Inaugural Residency Exhibition: Georgia Dymock 'Shared Appetite'
2 Jul-11 Jul 2026
PV 2 Jul 2026, 6-8pm
Currently underway during Dymock’s residency, the exhibition brings together a new body of oil paintings exploring intimacy as a psychologically charged space shaped by seduction, mirroring, tenderness, and emotional consumption. Across dreamlike encounters, paired figures cradle, feed, engulf, and imitate one another, enacting relationships in which the boundaries between self and other begin to dissolve.
Working through allegory and psychological figuration, Dymock constructs scenes that resist fixed interpretation. Recurring motifs, apples, birds, bubbles, melting confection, and candy-coloured landscapes, evoke a contemporary Garden of Eden; not as a religious narrative, but as an artificial emotional paradise where desire, temptation, narcissism, guilt, and consumption become inseparable. Beneath the sweetness of the paintings lies a quieter instability, where affection shifts uneasily between nourishment and surrender.
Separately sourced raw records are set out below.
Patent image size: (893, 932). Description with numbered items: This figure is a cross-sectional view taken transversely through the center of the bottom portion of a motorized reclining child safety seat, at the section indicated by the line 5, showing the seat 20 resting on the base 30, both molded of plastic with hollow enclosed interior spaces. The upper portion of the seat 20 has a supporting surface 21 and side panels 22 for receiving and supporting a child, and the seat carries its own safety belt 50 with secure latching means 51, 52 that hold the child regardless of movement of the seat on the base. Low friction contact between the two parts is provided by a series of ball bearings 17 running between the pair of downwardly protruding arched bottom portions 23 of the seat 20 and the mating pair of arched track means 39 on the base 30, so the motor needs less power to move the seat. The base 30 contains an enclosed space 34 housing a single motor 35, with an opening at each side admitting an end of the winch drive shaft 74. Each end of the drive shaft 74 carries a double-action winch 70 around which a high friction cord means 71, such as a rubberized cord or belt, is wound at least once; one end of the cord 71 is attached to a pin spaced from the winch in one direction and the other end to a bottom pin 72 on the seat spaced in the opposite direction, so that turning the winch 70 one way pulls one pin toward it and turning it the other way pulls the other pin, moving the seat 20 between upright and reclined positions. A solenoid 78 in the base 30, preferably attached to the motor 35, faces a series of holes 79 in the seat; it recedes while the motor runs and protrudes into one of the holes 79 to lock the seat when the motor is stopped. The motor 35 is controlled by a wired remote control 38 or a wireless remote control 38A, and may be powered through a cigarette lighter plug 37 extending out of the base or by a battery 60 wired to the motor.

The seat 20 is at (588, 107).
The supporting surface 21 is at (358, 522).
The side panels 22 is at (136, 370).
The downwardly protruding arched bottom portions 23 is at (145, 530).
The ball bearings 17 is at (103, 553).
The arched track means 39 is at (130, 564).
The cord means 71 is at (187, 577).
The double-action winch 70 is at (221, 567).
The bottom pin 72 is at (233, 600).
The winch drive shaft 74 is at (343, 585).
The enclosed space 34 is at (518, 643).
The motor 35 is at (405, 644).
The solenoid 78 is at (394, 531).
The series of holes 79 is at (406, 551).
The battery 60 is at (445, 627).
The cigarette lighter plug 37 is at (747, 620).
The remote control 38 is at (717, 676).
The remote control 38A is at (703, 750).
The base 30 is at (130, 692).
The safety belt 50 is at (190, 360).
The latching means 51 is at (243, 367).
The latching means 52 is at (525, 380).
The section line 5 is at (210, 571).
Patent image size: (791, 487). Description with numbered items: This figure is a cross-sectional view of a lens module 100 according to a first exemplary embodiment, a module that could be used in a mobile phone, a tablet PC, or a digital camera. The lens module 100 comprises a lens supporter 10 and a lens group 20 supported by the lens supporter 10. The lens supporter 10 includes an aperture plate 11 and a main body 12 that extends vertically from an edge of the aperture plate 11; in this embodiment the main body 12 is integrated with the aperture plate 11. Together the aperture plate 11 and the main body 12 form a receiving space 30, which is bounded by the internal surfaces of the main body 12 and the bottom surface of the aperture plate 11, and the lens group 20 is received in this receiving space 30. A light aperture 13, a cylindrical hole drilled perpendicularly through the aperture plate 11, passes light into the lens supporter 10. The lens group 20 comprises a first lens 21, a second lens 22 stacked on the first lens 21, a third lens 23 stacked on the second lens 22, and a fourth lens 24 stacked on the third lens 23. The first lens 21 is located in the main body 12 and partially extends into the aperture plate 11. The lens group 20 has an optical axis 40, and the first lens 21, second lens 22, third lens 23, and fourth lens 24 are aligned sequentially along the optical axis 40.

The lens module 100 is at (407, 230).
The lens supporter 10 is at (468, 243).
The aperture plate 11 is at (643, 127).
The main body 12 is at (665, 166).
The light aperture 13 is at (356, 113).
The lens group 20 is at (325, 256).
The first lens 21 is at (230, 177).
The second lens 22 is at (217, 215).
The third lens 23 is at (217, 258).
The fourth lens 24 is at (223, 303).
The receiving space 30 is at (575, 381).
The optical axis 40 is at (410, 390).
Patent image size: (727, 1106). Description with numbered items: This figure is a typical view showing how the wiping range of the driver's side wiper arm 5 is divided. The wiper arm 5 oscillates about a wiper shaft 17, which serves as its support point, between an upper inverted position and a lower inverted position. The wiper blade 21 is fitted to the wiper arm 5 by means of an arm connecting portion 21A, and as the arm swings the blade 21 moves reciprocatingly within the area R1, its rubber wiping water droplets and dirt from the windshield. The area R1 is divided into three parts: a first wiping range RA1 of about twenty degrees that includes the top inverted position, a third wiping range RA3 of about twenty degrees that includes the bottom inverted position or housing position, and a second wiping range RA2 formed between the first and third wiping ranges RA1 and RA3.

Influenced by the psychological intensity and bodily drama of Baroque painting, particularly the works of Artemisia Gentileschi, Caravaggio, and Guido Reni, the paintings depict figures in eerie moments of composure amid emotionally unsettling encounters. Tenderness, domination, innocence, and discomfort coexist, drawing equally on the corporeal unease of Hans Bellmer and the staged emotional ambiguity of the paintings of Balthus and John Currin.
Central to the series is the material language of oil paint itself. Through flesh-like surfaces, visible brushwork, and luminous pastel palettes, Dymock transforms polished contemporary imagery into something slower, tactile, and psychologically charged, positioning hyper-contemporary aesthetics against the physical weight of historical painting traditions.
We invite you to join us for Dymock’s opening preview on Thursday, 2 July (6–8pm) at our Little Britain location. This exhibition will take place in conjunction with a solo show by Iris Bendt-Hedal Gentle Disruptions.